Страница 17 из 108
Журналистка из российской газеты, мучительно приспосабливавшаяся к новым читательским вкусам Петербурга и Москвы, вызвалась взять интервью у одного из экспертов. Оба, расположившись в креслах в фойе отеля «Паласт», с видом на дворец республики, пытались угодить интересу платящих деньги читателей.
КОРИФЕЙ: Речь идет о взрыве кембрийского периода.
ЖУРНАЛИСТКА: Взрыв — это хорошо. Это заинтересует читателей.
КОРИФЕЙ: После этого 96 % всех видов исчезли. Внезапно.
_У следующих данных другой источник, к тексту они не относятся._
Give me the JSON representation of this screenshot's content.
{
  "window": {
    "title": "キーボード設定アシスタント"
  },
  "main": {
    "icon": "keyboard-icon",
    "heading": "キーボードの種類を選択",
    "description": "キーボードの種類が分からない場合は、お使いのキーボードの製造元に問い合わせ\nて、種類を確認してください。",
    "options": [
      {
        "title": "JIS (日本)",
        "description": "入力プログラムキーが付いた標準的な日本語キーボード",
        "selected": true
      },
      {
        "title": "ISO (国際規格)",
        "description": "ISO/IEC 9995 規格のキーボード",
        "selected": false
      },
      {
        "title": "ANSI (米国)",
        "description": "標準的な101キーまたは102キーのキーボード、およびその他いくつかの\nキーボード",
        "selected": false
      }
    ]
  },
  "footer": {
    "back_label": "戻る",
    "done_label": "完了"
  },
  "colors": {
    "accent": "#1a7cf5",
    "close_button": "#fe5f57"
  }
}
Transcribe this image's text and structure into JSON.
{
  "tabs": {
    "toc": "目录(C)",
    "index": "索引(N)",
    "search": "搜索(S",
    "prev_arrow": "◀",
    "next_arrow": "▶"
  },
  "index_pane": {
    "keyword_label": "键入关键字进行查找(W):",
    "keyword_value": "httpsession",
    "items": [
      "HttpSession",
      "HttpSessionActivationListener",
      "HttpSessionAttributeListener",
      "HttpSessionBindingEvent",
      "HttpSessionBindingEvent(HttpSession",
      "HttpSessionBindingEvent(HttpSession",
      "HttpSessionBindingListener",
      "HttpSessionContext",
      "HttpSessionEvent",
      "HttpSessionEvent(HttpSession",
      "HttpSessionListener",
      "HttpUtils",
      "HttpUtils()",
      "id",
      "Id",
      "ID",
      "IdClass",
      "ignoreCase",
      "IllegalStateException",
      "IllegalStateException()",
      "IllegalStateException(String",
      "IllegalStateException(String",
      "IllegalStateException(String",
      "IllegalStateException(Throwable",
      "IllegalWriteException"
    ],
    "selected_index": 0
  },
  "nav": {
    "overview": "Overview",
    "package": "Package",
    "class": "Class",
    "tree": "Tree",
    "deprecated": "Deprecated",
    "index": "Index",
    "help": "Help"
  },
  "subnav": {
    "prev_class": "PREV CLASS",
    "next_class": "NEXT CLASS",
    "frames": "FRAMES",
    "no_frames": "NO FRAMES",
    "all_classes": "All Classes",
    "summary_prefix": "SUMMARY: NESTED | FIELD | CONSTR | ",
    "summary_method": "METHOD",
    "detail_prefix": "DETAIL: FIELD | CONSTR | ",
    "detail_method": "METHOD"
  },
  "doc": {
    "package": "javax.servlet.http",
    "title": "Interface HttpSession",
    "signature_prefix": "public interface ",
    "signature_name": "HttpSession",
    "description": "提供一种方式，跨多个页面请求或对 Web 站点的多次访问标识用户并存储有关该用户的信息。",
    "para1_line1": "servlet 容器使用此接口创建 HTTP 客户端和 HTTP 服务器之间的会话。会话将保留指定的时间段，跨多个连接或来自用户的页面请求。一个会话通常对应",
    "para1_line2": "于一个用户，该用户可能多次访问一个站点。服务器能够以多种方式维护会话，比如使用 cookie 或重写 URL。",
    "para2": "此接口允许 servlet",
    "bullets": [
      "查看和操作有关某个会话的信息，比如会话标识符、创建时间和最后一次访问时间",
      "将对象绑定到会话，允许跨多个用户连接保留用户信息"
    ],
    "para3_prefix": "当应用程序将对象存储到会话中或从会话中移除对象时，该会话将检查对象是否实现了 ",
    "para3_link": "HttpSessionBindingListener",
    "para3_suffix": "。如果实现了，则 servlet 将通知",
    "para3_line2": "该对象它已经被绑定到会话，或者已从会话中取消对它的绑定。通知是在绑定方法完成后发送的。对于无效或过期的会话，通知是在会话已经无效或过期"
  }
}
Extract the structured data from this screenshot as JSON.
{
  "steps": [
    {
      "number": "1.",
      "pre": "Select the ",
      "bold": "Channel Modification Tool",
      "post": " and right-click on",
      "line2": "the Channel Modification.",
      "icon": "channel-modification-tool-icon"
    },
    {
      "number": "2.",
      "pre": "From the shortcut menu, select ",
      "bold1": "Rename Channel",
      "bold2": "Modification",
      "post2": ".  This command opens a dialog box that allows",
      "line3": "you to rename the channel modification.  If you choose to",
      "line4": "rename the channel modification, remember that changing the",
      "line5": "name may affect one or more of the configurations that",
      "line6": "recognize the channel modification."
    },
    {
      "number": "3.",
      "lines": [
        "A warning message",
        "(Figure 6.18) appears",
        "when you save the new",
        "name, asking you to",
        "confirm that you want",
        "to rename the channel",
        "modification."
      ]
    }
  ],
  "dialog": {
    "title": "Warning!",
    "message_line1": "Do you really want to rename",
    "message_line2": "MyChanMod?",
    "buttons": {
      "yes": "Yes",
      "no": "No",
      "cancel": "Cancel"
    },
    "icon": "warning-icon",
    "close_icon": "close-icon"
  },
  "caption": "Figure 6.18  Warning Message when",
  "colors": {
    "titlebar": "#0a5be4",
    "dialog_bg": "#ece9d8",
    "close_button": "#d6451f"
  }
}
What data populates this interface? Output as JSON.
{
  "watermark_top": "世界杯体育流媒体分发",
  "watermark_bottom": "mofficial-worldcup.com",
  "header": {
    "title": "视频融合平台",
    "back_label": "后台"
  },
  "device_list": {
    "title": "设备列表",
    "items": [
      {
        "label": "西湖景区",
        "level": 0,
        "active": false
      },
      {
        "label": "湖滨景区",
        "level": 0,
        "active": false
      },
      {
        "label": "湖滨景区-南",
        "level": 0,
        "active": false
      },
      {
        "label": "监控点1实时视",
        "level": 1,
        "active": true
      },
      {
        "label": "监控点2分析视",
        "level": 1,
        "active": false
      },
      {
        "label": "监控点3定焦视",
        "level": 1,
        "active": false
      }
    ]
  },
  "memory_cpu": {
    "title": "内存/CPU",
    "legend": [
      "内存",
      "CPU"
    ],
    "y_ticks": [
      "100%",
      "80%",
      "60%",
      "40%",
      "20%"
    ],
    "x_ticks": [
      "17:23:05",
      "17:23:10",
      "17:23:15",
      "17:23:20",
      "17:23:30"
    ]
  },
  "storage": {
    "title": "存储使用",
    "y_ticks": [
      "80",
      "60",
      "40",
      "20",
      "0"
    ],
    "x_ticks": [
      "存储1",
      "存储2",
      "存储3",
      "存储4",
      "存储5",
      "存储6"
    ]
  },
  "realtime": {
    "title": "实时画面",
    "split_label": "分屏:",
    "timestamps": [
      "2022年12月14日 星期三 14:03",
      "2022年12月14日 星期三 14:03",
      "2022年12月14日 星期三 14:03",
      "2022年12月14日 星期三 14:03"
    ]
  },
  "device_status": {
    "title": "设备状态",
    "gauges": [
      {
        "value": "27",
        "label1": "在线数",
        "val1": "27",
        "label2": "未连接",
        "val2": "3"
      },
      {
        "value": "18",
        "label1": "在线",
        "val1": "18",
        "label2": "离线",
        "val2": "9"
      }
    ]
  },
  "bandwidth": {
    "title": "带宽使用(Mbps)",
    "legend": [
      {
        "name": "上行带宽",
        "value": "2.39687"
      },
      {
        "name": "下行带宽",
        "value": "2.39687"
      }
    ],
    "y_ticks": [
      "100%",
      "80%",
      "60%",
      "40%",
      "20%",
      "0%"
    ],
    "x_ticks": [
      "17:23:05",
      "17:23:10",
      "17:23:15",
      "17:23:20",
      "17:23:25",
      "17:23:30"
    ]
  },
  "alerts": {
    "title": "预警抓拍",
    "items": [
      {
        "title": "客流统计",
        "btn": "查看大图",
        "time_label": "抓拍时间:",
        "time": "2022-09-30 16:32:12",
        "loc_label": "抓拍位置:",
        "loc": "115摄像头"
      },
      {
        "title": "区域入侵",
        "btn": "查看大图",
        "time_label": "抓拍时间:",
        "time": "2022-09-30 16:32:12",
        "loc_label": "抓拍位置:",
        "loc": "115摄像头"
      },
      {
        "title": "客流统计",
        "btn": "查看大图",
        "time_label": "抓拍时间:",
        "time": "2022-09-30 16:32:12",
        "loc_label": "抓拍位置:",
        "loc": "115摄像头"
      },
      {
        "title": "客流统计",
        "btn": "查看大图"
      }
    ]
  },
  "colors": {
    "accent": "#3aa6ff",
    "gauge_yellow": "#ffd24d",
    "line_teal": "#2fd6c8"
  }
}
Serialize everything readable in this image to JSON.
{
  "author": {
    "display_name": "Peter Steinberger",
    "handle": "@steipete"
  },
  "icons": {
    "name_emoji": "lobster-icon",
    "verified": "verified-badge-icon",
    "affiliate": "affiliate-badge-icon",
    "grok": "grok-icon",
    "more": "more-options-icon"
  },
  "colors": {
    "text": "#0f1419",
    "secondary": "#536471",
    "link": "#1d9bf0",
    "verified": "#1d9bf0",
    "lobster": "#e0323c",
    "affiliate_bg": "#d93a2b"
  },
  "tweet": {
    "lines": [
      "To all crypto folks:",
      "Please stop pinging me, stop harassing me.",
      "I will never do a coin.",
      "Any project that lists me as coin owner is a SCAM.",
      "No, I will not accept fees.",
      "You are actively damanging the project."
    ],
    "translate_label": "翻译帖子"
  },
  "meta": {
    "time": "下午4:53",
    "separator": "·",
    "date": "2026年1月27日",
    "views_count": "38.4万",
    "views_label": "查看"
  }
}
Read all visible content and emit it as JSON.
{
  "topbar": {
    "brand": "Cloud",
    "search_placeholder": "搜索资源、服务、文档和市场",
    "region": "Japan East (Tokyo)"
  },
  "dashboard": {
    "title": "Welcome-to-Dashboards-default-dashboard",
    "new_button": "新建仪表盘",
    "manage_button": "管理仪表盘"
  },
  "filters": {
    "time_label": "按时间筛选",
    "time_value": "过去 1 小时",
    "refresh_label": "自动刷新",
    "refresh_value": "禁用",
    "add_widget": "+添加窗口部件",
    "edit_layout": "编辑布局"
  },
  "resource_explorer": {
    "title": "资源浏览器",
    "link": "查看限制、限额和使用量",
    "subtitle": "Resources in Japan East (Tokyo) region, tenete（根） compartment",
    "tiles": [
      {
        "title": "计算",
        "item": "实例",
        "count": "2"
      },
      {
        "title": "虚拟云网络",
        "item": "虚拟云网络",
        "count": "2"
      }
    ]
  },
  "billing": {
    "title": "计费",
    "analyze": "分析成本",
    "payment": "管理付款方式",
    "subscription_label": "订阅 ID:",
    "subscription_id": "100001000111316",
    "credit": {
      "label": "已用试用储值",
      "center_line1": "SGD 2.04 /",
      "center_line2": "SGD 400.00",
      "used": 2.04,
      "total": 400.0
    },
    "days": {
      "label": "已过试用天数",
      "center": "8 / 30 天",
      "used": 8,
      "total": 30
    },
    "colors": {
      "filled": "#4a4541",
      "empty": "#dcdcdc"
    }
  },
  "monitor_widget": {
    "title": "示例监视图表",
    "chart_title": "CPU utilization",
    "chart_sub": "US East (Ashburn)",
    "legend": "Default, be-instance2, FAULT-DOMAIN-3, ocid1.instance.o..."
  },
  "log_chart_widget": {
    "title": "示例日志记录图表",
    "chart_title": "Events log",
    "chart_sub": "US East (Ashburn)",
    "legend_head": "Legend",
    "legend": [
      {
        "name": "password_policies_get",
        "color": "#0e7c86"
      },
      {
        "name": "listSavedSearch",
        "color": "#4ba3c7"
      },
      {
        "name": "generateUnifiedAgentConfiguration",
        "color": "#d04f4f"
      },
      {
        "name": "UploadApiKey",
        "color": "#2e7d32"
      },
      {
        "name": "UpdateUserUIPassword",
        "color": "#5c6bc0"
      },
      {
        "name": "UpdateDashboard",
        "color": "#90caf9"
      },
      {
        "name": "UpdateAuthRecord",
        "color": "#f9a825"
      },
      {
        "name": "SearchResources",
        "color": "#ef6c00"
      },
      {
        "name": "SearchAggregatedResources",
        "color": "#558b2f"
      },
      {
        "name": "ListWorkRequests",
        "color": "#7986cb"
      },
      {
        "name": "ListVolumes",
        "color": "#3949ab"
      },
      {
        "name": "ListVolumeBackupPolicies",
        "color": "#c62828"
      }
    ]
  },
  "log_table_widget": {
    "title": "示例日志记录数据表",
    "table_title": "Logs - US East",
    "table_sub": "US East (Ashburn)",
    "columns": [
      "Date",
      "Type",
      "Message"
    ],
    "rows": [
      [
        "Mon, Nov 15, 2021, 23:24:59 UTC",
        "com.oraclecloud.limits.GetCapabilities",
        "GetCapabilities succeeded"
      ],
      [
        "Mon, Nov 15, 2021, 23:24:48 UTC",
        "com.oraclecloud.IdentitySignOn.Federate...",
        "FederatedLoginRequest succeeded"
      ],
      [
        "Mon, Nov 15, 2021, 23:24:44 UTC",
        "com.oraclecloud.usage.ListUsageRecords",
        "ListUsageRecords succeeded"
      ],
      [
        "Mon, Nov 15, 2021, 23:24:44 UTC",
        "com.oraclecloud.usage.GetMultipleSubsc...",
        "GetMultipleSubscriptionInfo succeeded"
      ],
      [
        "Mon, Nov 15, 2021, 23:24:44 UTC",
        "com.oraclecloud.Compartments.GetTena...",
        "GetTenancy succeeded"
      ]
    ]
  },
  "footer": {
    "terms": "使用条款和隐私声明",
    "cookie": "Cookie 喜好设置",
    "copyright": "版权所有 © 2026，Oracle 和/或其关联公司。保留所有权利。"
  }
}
ЖУРНАЛИСТКА: Разом, в одной катастрофе?
КОРИФЕЙ: Ну, скажем, в течение 50 миллионов лет или несколько больше…
ЖУРНАЛИСТКА: Это не быстро.
КОРИФЕЙ: По нашим понятиям, не быстро. Из 4,5 оставшихся процентов живых существ и произошли все позднейшие. Если бы данные (то есть полоса разрушения) оказались несколько шире и осталось бы, скажем, всего 2,5 %, тогда и нас тоже не было бы.
ЖУРНАЛИСТКА: Несколько абстрактно для русских читателей, вам не кажется?
КОРИФЕЙ: Почему?
ЖУРНАЛИСТКА: Могут ли они представить себе динозавров, уничтоженных кометой?
КОРИФЕЙ: Динозавров тогда еще не было!
ЖУРНАЛИСТКА: А что же было? 96 % видов погибло, тогда надо описать, что это было за «богатство видов». Что тогда существовало?
КОРИФЕЙ: Прожорливые твари. Четыре совершенно разных типа возможных живых существ.
ЖУРНАЛИСТКА: Большие?
КОРИФЕЙ: Миллиметров 12 в длину. Страшные чудовища. Они постоянно пожирали других существ. Жрущие машины.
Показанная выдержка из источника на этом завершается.